Eigentlich kann ich zum Thema Käfer gar nichts zu sagen haben. Mein automobiles Erinnerungsvermögen beginnt nämlich erst so um das Jahr 1985. Damals gab es den Golf, den Kadett, den Scorpio und den Passat. Einen Käfer gab es nur noch in meinen Auto-Quartett-Karten. Und selbst im Spiel wollte ich nichts von dem Beinahe-Oldtimer wissen. In keiner Zeile hat die Käfer-Karte eine Chance gegen die restlichen Modelle.

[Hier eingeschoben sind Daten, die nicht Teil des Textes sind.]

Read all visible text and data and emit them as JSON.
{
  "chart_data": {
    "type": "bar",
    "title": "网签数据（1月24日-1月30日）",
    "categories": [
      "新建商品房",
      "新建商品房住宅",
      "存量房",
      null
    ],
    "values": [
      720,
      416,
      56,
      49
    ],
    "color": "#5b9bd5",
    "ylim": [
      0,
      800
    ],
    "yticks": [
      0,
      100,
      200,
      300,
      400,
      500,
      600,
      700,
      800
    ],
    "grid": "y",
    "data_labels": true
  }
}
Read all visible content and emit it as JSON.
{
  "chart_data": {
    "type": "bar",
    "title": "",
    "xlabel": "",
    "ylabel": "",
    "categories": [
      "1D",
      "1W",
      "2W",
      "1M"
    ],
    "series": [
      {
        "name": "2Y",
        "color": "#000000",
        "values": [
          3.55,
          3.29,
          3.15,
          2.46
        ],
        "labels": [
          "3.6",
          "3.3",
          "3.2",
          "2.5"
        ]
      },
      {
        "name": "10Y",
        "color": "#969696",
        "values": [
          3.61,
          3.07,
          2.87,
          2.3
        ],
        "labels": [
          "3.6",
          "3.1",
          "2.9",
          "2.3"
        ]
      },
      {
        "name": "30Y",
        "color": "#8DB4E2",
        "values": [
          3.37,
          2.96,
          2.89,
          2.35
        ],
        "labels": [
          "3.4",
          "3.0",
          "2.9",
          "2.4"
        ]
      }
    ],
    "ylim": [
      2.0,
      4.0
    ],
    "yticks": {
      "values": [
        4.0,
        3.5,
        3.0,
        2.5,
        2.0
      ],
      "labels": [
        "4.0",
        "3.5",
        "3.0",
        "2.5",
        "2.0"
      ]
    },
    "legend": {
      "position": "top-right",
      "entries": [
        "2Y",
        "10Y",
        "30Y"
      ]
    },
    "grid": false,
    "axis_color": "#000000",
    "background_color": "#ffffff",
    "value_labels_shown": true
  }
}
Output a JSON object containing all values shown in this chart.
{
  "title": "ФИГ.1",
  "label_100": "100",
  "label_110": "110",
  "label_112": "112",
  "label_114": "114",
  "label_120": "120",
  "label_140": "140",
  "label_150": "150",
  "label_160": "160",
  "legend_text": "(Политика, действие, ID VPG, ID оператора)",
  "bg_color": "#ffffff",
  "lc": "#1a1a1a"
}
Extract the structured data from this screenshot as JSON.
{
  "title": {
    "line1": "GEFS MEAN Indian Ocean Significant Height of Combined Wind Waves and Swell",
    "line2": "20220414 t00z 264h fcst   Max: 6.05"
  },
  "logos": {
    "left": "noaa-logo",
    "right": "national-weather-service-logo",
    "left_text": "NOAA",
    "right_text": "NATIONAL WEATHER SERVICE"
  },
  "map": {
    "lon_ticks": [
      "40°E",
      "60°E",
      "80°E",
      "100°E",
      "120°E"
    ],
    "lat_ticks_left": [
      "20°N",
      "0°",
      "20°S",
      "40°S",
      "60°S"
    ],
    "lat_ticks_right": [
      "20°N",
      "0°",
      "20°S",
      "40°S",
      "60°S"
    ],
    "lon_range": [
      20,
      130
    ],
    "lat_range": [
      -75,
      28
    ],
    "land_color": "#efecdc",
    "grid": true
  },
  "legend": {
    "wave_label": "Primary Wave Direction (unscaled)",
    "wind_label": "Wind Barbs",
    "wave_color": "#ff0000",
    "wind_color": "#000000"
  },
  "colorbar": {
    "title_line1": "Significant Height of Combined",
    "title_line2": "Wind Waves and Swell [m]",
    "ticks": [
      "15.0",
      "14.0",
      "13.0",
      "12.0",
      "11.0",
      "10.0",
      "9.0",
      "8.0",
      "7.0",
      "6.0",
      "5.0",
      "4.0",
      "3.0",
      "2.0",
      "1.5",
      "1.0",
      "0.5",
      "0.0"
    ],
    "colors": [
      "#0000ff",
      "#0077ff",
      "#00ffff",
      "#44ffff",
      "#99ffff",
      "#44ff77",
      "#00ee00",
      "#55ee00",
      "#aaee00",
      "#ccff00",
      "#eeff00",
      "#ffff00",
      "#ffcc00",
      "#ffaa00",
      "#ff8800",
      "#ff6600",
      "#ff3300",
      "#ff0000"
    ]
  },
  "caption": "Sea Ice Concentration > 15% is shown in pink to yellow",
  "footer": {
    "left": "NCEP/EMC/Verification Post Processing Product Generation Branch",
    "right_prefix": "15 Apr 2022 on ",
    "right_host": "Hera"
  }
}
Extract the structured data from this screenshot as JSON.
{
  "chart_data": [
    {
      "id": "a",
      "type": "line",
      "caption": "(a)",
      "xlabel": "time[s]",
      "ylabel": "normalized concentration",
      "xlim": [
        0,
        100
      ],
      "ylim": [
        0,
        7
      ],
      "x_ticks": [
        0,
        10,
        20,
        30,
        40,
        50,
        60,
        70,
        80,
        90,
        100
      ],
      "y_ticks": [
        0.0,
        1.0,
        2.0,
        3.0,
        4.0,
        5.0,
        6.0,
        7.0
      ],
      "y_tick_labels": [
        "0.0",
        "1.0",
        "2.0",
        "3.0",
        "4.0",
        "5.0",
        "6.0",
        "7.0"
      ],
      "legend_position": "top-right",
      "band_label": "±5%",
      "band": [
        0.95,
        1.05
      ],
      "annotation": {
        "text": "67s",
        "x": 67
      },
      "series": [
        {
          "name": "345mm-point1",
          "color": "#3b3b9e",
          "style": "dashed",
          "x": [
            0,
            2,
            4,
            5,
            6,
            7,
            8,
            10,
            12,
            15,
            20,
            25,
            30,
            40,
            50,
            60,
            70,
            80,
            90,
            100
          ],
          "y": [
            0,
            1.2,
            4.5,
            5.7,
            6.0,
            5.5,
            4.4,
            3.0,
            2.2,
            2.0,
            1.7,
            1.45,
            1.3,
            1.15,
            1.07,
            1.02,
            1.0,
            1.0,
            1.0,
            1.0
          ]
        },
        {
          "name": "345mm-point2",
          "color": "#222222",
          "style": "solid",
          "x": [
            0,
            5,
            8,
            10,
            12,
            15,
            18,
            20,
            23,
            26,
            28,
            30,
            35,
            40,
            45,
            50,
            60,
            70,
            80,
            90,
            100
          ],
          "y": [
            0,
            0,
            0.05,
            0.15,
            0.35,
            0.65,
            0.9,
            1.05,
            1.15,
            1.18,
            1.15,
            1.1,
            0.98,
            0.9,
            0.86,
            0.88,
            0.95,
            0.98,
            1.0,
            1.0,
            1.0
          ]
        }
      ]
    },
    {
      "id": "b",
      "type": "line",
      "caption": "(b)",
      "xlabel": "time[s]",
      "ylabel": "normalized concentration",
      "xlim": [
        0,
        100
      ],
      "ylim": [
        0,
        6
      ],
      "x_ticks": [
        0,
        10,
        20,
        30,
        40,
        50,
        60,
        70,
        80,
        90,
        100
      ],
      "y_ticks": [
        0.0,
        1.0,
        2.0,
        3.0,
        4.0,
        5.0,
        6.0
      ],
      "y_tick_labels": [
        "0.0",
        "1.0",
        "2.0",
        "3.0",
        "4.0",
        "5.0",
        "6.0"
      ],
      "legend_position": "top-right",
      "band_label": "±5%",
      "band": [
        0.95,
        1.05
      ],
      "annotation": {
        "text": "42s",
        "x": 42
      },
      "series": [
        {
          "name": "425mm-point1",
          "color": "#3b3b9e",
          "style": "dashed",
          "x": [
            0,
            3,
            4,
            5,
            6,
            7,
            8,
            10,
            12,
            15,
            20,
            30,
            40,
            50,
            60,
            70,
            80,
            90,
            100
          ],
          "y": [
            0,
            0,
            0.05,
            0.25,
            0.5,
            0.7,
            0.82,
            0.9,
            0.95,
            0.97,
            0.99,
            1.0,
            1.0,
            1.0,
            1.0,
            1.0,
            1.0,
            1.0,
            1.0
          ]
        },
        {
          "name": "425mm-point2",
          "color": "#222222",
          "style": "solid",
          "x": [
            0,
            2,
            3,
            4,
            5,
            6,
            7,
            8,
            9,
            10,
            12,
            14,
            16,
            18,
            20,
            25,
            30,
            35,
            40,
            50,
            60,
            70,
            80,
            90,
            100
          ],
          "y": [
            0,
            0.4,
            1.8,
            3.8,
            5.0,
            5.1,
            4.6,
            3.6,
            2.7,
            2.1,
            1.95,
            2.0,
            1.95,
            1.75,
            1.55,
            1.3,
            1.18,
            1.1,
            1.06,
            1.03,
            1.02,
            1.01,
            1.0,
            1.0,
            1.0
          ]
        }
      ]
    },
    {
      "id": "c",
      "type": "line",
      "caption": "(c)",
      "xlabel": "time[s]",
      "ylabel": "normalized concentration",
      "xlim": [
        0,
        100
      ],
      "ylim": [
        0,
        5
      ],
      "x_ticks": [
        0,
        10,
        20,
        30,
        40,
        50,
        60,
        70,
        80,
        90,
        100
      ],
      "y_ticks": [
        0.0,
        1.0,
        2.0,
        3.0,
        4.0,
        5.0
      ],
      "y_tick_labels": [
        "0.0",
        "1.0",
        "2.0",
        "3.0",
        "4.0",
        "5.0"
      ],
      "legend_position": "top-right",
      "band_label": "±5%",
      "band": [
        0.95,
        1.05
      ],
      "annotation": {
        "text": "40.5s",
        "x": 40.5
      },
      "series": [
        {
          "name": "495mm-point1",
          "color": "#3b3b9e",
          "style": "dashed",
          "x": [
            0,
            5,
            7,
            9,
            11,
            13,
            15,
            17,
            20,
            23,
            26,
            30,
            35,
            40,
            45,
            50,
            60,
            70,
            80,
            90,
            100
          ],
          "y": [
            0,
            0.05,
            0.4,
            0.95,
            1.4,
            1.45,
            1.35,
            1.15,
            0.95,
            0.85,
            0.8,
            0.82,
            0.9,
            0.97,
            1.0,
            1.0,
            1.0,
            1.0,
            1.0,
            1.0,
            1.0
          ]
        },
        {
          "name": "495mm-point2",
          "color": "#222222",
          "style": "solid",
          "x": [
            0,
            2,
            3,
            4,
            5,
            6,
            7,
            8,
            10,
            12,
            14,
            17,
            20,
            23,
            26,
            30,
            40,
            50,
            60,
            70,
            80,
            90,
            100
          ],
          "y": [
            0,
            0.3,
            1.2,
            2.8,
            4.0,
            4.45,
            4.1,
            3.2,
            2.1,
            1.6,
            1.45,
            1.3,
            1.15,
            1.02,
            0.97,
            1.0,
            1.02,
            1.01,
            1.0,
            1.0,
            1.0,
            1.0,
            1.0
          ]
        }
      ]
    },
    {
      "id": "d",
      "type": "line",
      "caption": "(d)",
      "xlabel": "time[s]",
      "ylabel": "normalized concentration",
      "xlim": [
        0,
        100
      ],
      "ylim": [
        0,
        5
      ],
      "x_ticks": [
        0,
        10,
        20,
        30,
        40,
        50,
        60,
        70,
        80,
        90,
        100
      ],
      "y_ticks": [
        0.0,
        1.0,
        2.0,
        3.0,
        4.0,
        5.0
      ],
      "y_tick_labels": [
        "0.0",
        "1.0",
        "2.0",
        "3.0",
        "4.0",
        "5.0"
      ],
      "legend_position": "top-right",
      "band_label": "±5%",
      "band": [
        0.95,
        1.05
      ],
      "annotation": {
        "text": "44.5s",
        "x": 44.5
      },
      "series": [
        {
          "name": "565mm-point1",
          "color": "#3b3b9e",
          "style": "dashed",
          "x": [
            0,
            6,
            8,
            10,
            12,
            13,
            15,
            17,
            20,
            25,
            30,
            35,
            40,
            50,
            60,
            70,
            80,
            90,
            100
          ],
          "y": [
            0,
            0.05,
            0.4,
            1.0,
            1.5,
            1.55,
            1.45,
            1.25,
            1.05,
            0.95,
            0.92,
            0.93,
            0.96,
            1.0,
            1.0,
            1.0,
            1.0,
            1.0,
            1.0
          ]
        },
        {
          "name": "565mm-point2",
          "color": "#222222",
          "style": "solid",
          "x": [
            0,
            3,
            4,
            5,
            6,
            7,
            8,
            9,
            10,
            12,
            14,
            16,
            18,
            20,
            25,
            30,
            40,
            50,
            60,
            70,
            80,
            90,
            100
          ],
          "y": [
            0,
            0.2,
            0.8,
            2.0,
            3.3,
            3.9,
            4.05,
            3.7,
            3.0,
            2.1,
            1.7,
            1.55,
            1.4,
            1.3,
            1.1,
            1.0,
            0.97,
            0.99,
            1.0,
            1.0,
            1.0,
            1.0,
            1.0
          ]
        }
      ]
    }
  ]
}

Emanzipation vom golffahrenden Gatten
Ein schlechter Start ins Käfer-Leben, könnte man meinen. Wenn sich nicht zu der Zeit meine Mutter entschlossen hätte, in Sachen Mobilität eigene Wege gehen zu wollen. Emanzipation vom ewig golffahrenden Gatten war angesagt. Da es um das Budget ebenso spärlich bestellt war wie um das automobile Fachwissen, zog meine Mutter neben dem Anzeigenteil der örtlichen Wochenzeitung auch gleich noch einen befreundeten Automechaniker ins Vertrauen.
"Unkaputtbar"
In den Augen meiner Mutter machte der seine Sache ausgesprochen gut. Wenige Tage später stand ein knallroter VW Käfer im Hof. Typ 1303, 44 PS, Baujahr irgendwann nach 1974 – dafür aber „unkaputtbar“, wie der fleißige Schrauber damals zu sagen pflegte. Der männliche Teil der Familie war skeptisch. Ich, weil man sich selbst als Fünfjähriger sehr schnell an den Komfort eines Golf GT gewöhnt, und mein Vater, weil er ganz grundsätzlich etwas gegen autofahrende Frauen hatte.
Vorzüge
Meine kindliche Ablehnung war jedoch nur von kurzer Dauer. Schnell zeigt sich, dass der knatternde Familienzuwachs durchaus seine Vorzüge hatte. Die Kombination Handballtraining und strömender Regen verlor Dank Mamas Käfer schnell ihren Schrecken. Gut, dass im Winter der Atem der Passagiere wegen der praktisch nicht existierenden Heizung innen an den Scheiben fror, war schon störend – dafür war unser Käfer das einzige Auto, das selbst bei eisigsten Temperaturen ansprang.
Quäkendes Radio
Auch wenn es abgedroschen ist – Mamas Käfer lief und lief und lief. Immer. Es mag das eine oder andere Husten, Stottern oder Rasseln gegeben haben. Nur gehört hat es eben keiner. Entweder wurden die Nebengeräusche durch die Motorgeräusche überknattert oder vom Gequäke des erbärmlichsten Radios übertönt, das jemals in ein Auto eingebaut wurde. Ich glaube es war von Grundig und bestand aus dem gleichen Material wie das restliche Armaturenbrett: schwarzes Ekel-Plastik. Fortdauernder Musikgenuss war mit diesem Geniestreich deutscher Ingenieurskunst praktisch unmöglich. Teilweise wechselten die Sender von Schlagloch zu Schlagloch.
Das Gepäckfach
Auf der Rückbank kam davon wenig an. Dort warteten ganz andere Freuden. Der Sitzbezug aus schwarzem Kunstleder, zum Beispiel – von meiner Mutter nur notdürftig mit einer blauen Häkeldeckel verhüllt. Oder der schon fast legendäre Gepäckschacht hinter der Rücksitzlehne. Aus irgend einem Grund hatte diese mit groben Teppich ausgeschlagene Wanne eine unwiderstehliche Anziehungskraft auf mitreisende Kinder. Kaum eingestiegen, und schon saß irgend jemand zwischen überzähligen Einkaufstüten, alten He-Man-Figuren, einem Abschleppseil und dem Starthilfekabel. Den hinter uns fahrenden Verkehrsteilnehmern brachte diese Praxis den einen oder anderen Winke-Winke-Gruß ein, meiner Mutter diverse Verwarnungen der Verkehrspolizei.
Der rote Käfer begleitet uns viele Jahre lang, bis ein böswilliger TÜV-Gutachter es ganz und gar nicht komisch fand, dass sich der Unterboden unseres Buckel-Porsche langsam auflöste. Mit den notwendigsten Reparaturen versorgt, leistete unser Käfer einem selbständigen Schreiner noch einige Jahre gute Dienste – ohne Rückbank und Beifahrersitz.
Ich habe nie wieder ein ähnlich hässliches Armaturenbrett, einen vergleichbar lauten Motor und eine derart desaströse Heizung erlebt – und nie wieder so viel Spaß gehabt wie in Mamas Käfer.